Change Makers 2026 Takes Aim at Forever Chemicals

The RSC's 2026 Change Makers cohort puts institutional muscle behind the race to destroy Europe's forever chemicals

20 May 2026

Firefighters in full gear applying white foam from a hose and canister at an outdoor training exercise

The Royal Society of Chemistry has directed its 2026 Change Makers accelerator cohort entirely toward PFAS innovation, placing the UK's leading chemistry institution at the centre of the push to eliminate persistent pollutants from drinking water and the wider environment.

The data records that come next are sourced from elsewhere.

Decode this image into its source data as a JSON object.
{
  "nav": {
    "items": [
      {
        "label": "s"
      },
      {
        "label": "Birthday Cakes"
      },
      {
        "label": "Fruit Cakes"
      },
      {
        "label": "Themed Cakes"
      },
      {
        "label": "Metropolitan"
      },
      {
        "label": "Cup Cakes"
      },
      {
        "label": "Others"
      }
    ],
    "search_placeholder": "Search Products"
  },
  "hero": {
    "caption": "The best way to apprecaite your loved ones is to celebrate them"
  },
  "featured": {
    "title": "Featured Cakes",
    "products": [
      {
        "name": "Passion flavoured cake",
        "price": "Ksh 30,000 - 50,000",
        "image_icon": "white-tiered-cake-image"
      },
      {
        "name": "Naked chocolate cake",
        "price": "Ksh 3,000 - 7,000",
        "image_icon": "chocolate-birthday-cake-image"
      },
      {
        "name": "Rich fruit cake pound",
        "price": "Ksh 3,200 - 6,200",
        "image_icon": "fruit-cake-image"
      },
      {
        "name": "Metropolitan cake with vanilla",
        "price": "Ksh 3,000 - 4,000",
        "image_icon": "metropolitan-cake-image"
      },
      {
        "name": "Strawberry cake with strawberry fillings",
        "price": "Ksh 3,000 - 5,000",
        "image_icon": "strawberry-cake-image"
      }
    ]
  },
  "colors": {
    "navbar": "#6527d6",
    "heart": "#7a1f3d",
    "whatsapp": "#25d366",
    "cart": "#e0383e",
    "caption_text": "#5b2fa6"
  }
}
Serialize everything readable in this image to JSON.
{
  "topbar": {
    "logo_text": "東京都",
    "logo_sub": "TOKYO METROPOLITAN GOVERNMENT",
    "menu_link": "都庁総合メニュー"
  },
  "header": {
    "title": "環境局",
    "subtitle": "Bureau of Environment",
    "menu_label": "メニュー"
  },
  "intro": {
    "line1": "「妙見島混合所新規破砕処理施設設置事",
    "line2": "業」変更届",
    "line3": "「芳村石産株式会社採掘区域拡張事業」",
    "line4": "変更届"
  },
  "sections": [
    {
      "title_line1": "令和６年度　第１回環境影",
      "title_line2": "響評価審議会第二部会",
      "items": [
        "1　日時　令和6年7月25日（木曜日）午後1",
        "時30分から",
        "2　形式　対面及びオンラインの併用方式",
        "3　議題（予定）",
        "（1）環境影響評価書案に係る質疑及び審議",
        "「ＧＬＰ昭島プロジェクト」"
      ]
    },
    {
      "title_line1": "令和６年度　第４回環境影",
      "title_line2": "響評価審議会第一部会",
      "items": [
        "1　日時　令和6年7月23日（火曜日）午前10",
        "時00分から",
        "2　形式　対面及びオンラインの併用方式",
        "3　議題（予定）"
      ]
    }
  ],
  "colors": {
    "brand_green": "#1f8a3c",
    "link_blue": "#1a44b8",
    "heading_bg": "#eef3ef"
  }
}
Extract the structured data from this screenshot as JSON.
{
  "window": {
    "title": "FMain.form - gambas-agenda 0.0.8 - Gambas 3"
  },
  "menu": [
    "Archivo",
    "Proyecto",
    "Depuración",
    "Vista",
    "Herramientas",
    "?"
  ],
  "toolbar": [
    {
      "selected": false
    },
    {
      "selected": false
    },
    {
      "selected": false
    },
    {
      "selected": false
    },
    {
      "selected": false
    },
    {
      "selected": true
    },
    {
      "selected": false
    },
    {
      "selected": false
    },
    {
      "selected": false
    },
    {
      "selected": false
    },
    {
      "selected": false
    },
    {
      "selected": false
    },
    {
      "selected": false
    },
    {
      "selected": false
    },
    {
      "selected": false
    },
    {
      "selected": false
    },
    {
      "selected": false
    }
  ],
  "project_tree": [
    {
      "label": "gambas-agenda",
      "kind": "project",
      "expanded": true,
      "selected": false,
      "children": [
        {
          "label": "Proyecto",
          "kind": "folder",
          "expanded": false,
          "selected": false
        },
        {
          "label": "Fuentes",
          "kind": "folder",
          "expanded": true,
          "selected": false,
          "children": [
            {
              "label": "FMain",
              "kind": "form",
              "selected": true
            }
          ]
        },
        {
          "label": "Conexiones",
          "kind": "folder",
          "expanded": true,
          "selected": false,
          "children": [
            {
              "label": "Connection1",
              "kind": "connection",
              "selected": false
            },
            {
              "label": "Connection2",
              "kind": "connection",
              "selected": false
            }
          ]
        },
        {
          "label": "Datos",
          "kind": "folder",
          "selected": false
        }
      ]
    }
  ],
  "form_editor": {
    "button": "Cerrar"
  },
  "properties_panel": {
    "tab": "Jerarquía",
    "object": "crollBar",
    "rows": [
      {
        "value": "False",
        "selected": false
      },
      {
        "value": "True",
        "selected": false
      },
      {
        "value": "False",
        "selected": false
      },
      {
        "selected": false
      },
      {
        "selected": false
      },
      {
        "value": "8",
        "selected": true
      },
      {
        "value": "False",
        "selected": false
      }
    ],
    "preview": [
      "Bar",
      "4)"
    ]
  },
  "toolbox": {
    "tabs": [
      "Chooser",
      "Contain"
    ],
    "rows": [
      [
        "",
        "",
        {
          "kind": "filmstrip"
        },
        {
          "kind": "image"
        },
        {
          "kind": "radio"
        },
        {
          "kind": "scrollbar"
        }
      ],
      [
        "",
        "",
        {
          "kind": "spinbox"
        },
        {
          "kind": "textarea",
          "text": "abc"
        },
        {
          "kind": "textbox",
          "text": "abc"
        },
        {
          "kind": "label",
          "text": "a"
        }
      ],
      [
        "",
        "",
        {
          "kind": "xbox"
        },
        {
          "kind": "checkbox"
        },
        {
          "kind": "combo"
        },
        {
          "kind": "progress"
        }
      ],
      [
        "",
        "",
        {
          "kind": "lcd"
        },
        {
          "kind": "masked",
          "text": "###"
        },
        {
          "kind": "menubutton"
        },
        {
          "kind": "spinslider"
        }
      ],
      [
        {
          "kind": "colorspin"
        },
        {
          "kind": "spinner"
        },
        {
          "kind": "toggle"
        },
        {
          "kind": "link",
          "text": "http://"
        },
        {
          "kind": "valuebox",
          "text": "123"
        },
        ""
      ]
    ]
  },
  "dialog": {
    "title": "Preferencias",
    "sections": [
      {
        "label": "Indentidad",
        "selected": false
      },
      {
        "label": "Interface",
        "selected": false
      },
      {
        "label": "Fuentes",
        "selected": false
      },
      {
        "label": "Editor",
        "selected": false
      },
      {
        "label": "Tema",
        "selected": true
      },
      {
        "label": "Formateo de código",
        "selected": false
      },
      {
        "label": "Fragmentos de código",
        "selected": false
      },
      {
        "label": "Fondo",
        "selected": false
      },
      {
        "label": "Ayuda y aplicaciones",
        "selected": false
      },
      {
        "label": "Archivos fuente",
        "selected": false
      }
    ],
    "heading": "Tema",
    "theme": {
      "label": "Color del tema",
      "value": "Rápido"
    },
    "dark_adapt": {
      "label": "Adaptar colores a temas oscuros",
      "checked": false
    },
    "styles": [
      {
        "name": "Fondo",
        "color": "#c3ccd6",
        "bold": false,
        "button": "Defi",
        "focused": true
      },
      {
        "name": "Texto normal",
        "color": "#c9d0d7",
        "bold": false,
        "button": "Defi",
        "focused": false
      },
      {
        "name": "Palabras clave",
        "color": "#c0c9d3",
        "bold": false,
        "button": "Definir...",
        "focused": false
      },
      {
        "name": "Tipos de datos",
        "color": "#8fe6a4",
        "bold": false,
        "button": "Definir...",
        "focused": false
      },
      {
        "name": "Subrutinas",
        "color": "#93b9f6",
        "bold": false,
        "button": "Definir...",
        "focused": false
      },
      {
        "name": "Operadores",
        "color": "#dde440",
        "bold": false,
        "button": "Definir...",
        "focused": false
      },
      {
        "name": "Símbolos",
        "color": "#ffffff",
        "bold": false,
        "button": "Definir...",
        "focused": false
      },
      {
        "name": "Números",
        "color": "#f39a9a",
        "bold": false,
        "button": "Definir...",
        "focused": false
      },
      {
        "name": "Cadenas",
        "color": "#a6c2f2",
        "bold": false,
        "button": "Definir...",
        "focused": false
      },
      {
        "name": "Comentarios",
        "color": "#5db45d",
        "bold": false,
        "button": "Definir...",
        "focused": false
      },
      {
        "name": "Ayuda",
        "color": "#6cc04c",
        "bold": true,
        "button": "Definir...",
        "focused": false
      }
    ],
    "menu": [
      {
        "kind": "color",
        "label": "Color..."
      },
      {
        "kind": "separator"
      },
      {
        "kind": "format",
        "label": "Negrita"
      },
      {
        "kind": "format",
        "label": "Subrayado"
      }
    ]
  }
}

Change Makers backs deep-tech chemistry ventures with mentoring, market-entry support, and investment facilitation. For the first time, the programme is targeting a single global challenge. A dedicated Spotlight Prize of £2,000 sits within the Emerging Technologies Competition's broader £50,000 prize pool.

One existing participant, Mantisonix, illustrates what the cohort is designed to produce. The company uses high-frequency ultrasound to break down PFAS molecules in water without chemical additives or secondary waste. The technique, known as sonolysis, contrasts with granular activated carbon and ion exchange, the dominant treatment methods across European utilities, which capture PFAS but do not destroy them. Operators are left with spent material that must be transported and disposed of under tightening regulatory criteria. Sonolysis eliminates that problem on site.

Regulatory pressure is rising. EU Drinking Water Directive limits now impose binding PFAS thresholds on utilities across the continent. RSC research found nine in ten UK residents want PFAS controlled in food, drinking water, and the environment.

The programme has clear limits. Competition prizes and peer networks do not automatically translate into commercial deployment. Most cohort members will still need to cross the capital funding bridge independently. Change Makers offers a pathway, not a guarantee. What it does provide is market validation at the moment when early-stage ventures find third-party investment hardest to attract.

Whether the 2026 cohort produces the treatment infrastructure Europe's water sector needs for the decade ahead remains an open question.